Good Relationships Keep Us Healthy & Happy! Good genes are nice, but joy is better
Harvard study, almost 80 years old, has proved that embracing community helps us live longer, and be happier
When scientists began tracking the health of 268 Harvard sophomores in 1938 during the Great Depression, they hoped the longitudinal study would reveal clues to leading healthy and happy lives.
They got more than they wanted.
“Loneliness kills. It’s as powerful as smoking or alcoholism.”
— Robert Waldinger
After following the surviving Crimson men for nearly 80 years as part of the Harvard Study of Adult Development, one of the world’s longest studies of adult life, researchers have collected a cornucopia of data on their physical and mental health.
Of the original Harvard cohort recruited as part of the Grant Study, only 19 are still alive, all in their mid-90s. Among the original recruits were eventual President John F. Kennedy and longtime Washington Post editor Ben Bradlee. (Women weren’t in the original study because the College was still all male.)
In addition, scientists eventually expanded their research to include the men’s offspring, who now number 1,300 and are in their 50s and 60s, to find out how early-life experiences affect health and aging over time. Some participants went on to become successful businessmen, doctors, lawyers, and others ended up as schizophrenics or alcoholics, but not on inevitable tracks.
During the intervening decades, the control groups have expanded. In the 1970s, 456 Boston inner-city residents were enlisted as part of the Glueck Study, and 40 of them are still alive. More than a decade ago, researchers began including wives in the Grant and Glueck studies.
Over the years, researchers have studied the participants’ health trajectories and their broader lives, including their triumphs and failures in careers and marriage, and the finding have produced startling lessons, and not only for the researchers.
“The surprising finding is that our relationships and how happy we are in our relationships has a powerful influence on our health,” said Robert Waldinger, director of the study, a psychiatrist at Massachusetts General Hospital and a professor of psychiatry at Harvard Medical School. “Taking care of your body is important, but tending to your relationships is a form of self-care too.
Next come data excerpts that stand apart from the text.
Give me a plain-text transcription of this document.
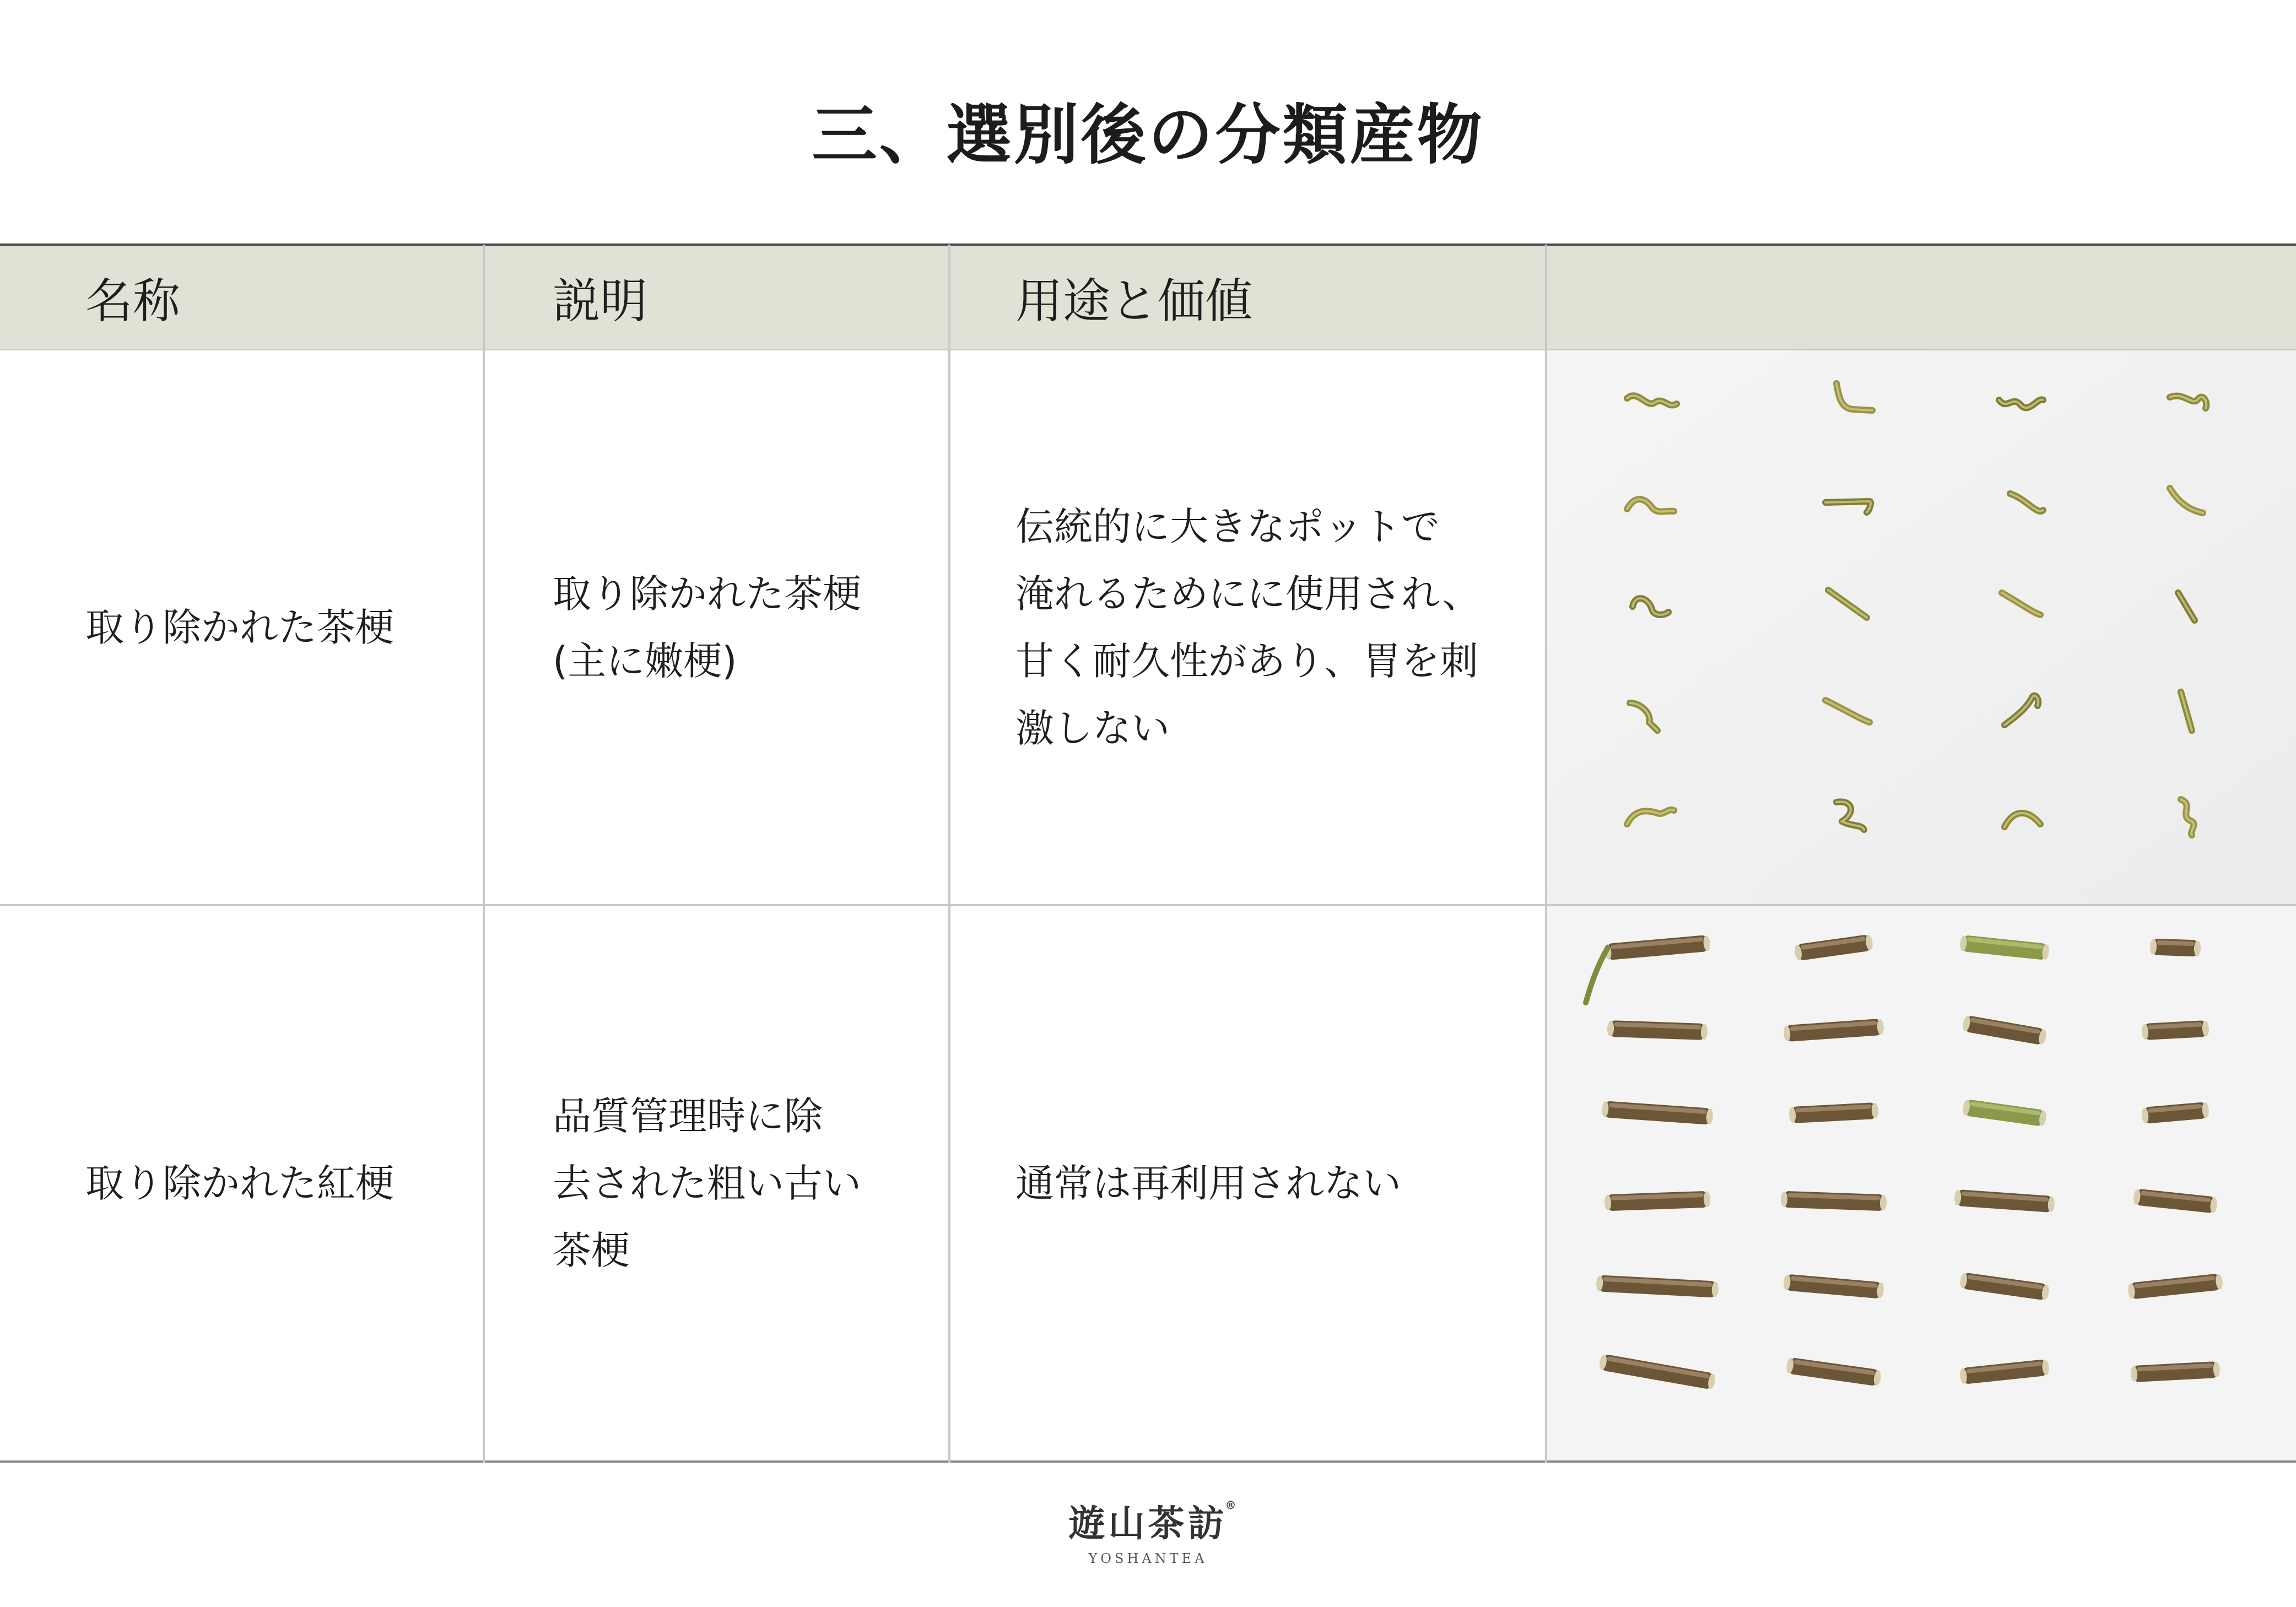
三、選別後の分類産物
名称	説明	用途と価値
取り除かれた茶梗
取り除かれた茶梗
(主に嫩梗)
伝統的に大きなポットで
淹れるためにに使用され、
甘く耐久性があり、胃を刺
激しない
取り除かれた紅梗
品質管理時に除
去された粗い古い
茶梗
通常は再利用されない
遊山茶訪
®
YOSHANTEA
That, I think, is the revelation.”
Psychiatrist George Vaillant, who joined the team as a researcher in 1966, led the study from 1972 until 2004. Trained as a psychoanalyst, Vaillant emphasized the role of relationships, and came to recognize the crucial role they played in people living long and pleasant lives.
“When the study began, nobody cared about empathy or attachment. But the key to healthy aging is relationships, relationships, relationships.”
— George Vaillant
In a book called “Aging Well,” by Vaillant wrote that six factors predicted healthy aging for the Harvard men: physical activity, absence of alcohol abuse and smoking, having mature mechanisms to cope with life’s ups and downs, and enjoying both a healthy weight and a stable marriage. For the inner-city men, education was an additional factor. “The more education the inner city men obtained,” wrote Vaillant, “the more likely they were to stop smoking, eat sensibly, and use alcohol in moderation.”
Vaillant’s research highlighted the role of these protective factors in healthy aging. The more factors the subjects had in place, the better the odds they had for longer, happier lives.
“When the study began, nobody cared about empathy or attachment,” said Vaillant. “But the key to healthy aging is relationships, relationships, relationships.”
The study showed that the role of genetics and long-lived ancestors proved less important to longevity than the level of satisfaction with relationships in midlife, now recognized as a good predictor of healthy aging. The research also debunked the idea that people’s personalities “set like plaster” by age 30 and cannot be changed.
“Those who were clearly train wrecks when they were in their 20s or 25s turned out to be wonderful octogenarians,” he said. “On the other hand, alcoholism and major depression could take people who started life as stars and leave them at the end of their lives as train wrecks.”